Hamas was created in 1987 from the Gaza branch of the Muslim Brotherhood. The Brotherhood itself, as a partially political organization, earned a rivalry with the PLO, which of course led to bloodshed between the two. At this point it appears to have been Israeli policy to not intervene, but let the two fight to weaken each other.

With the events of the First Intifada, in 1987 the Gaza leadership decided they needed an official resistance organization, and that's how Hamas was created. They got their first really big boost a couple of years later. The PLO's peace efforts culminated in the 1991 letters of mutual recognition between the PLO and Israel, which in turn led to the Oslo 1 Accord.

The problem here was that there were still Palestinians who didn't want to recognize Israel, renounce violent resistance, or have the 2-state solution pictured by the accords. Politically this created a vacuum, and Hamas was one of the groups ready and willing to fill it.

That is the story of the creation of Hamas.


Now this next bit is where we get controversial. This part of the answer really should be on the Politics site, not here, because its not settled History.

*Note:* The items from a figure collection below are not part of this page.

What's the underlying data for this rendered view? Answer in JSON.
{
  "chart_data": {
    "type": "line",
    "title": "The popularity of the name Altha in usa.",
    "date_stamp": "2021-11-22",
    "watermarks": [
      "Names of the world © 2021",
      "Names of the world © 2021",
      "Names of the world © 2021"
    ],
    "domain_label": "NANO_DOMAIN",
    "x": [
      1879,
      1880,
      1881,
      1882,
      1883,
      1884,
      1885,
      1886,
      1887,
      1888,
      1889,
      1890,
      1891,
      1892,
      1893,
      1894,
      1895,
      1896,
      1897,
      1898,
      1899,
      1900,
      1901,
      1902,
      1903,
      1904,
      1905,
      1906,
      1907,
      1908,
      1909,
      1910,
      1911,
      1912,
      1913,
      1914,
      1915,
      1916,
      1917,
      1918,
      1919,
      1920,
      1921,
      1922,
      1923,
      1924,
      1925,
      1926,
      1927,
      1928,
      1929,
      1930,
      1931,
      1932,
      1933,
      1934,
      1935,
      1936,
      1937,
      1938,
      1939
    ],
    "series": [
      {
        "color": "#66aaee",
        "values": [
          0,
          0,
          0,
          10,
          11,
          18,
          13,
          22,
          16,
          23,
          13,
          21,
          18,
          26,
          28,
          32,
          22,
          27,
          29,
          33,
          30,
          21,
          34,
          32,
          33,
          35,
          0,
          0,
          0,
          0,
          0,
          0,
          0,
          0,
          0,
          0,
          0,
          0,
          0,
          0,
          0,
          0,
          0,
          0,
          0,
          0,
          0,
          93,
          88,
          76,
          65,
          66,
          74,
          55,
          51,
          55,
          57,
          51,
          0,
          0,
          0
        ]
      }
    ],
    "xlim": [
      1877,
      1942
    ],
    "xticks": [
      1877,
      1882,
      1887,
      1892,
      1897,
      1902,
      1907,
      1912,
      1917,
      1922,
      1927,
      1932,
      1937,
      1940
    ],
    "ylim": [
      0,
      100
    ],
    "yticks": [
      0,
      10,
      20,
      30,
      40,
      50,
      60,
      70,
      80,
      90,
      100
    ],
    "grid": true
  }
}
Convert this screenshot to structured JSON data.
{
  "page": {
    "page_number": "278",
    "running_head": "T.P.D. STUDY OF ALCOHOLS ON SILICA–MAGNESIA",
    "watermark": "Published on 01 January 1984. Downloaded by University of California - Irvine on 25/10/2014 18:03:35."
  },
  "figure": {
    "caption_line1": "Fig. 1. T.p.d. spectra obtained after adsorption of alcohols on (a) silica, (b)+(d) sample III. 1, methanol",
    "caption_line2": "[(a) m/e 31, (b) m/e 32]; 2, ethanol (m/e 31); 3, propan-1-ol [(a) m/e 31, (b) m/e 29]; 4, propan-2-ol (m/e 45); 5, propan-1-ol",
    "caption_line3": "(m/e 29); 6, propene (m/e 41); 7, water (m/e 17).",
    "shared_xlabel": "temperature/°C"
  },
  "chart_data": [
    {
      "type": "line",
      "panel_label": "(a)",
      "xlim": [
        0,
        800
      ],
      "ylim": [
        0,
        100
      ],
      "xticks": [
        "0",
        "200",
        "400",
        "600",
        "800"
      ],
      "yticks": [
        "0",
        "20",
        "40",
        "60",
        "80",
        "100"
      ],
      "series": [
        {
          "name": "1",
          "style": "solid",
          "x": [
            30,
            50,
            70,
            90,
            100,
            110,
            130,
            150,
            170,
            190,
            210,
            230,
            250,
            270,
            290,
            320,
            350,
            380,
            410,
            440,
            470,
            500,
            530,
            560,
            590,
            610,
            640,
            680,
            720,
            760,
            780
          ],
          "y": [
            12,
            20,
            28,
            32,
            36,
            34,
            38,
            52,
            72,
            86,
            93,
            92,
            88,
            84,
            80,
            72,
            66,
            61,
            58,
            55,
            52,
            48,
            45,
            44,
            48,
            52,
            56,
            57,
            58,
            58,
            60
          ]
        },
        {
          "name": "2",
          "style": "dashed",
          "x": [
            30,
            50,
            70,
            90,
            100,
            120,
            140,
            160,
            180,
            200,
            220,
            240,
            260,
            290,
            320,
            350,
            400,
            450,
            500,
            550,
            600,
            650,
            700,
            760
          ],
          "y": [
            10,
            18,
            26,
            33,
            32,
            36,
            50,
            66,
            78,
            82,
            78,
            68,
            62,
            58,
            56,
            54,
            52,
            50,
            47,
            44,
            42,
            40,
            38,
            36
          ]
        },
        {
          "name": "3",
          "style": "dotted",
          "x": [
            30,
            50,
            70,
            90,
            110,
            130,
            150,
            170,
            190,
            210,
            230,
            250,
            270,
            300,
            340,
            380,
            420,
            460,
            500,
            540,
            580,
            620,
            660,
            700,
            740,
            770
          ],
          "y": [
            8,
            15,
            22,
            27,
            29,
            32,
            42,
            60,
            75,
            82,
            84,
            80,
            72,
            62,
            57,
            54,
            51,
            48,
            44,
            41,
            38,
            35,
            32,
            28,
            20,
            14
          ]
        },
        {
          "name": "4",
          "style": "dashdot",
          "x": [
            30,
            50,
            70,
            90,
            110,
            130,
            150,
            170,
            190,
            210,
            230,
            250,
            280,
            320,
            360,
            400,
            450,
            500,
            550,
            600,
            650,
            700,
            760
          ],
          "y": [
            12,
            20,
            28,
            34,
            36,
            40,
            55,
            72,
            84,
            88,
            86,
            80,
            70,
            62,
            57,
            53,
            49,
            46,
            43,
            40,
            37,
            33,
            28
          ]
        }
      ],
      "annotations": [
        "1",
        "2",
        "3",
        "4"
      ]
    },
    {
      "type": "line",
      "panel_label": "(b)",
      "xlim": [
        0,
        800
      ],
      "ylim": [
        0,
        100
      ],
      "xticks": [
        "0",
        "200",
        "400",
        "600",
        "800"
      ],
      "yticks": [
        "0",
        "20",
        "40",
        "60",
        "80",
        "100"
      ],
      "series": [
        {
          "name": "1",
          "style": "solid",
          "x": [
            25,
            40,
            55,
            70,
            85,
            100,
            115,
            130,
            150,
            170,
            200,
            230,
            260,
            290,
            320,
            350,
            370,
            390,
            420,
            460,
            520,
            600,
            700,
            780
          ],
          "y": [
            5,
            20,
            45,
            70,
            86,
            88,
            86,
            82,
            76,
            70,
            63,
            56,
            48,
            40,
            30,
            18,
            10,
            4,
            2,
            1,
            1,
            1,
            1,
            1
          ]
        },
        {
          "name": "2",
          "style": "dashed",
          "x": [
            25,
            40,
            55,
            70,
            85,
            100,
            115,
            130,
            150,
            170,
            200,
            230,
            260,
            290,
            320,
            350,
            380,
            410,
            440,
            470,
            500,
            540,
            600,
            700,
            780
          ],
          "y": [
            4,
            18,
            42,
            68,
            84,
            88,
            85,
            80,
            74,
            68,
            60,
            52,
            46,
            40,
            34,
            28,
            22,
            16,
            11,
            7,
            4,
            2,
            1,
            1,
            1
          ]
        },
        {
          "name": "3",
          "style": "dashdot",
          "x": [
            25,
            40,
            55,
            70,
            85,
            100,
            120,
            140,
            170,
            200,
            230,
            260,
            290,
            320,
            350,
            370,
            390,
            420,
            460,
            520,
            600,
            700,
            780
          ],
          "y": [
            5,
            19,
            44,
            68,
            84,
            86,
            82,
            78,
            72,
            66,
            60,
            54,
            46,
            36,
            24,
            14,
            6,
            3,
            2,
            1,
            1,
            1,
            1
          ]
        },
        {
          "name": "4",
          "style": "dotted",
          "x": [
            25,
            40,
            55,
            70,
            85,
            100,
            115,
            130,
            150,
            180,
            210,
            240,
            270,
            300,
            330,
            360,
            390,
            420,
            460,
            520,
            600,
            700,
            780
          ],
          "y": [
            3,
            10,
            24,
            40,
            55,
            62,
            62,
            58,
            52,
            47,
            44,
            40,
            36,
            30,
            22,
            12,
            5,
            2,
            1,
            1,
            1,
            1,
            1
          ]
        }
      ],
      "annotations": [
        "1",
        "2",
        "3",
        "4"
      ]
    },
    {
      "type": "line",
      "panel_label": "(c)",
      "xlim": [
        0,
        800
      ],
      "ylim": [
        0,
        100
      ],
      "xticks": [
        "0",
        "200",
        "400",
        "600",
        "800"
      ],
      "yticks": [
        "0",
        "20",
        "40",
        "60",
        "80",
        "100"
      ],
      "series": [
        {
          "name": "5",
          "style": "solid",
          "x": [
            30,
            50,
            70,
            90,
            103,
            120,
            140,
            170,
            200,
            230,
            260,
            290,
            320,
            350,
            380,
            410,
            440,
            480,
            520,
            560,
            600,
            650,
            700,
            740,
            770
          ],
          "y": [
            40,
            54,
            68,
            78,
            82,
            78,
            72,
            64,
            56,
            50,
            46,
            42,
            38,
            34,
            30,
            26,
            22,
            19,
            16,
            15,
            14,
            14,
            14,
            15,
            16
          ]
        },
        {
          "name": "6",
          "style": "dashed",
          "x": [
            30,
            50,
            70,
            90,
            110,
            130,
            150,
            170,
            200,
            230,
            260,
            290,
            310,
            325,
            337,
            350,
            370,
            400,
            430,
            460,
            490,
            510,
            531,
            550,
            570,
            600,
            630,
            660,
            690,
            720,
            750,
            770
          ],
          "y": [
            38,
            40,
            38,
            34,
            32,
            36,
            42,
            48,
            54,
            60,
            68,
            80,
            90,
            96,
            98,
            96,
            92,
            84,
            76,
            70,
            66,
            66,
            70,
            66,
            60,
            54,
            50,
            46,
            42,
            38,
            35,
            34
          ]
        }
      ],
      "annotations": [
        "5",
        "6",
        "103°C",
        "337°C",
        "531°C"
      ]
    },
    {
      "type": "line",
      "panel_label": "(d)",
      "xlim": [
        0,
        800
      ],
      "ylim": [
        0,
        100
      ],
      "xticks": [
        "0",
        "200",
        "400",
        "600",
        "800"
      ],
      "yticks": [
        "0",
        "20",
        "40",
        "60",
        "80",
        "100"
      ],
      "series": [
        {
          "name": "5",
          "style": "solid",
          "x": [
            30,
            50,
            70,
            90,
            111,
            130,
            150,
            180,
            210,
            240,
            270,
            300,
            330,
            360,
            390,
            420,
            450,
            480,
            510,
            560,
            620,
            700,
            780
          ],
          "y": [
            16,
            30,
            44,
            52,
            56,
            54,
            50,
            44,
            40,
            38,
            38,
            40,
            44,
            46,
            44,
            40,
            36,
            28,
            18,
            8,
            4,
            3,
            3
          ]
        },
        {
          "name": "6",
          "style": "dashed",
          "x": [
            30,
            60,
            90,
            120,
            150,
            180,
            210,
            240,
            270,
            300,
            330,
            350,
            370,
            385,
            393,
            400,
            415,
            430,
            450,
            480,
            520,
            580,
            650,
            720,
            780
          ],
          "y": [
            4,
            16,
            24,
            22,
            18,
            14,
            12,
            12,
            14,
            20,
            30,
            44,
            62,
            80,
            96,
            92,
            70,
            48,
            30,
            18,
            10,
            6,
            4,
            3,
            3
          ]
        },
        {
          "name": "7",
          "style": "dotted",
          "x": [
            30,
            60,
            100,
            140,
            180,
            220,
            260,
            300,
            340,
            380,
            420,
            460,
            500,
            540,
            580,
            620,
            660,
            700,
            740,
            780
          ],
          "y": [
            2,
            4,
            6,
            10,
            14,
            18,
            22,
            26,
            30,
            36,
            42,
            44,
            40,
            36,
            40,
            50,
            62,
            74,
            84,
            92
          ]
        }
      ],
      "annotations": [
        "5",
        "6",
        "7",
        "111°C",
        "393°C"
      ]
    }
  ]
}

There are many within Israel who will tell you that when Netanyahu, who was originally considered a far-right politician, became Prime Minister, he in fact did not want the two state solution either. Jewish historian Dmitry Shumsky is one of them. According to this line of thinking, the policy of allowing unrestrained settlements in the West Bank, such that there can be no possible reasonable national borders there without Israeli citizens inside them, was one prong of his approach. The other was to strengthen the rift between Hamas and the Palestinian Authority (nee PLO), which necessarily meant taking actions to strengthen Hamas.

Now again, I want to emphasize that this is just one viewpoint, not some immutable accepted historical truth. You can read Shumsky's rationale in this Op-Ed in Haaretz. This is Israel's oldest newspaper, but its also an Op-Ed, which means none of the contents are necessarily vetted in any way. It could be all lies. However, I've seen it quoted and referenced around the internet, so this could be part of where people are getting this idea that Hamas somehow owes its existence to the government of Israel.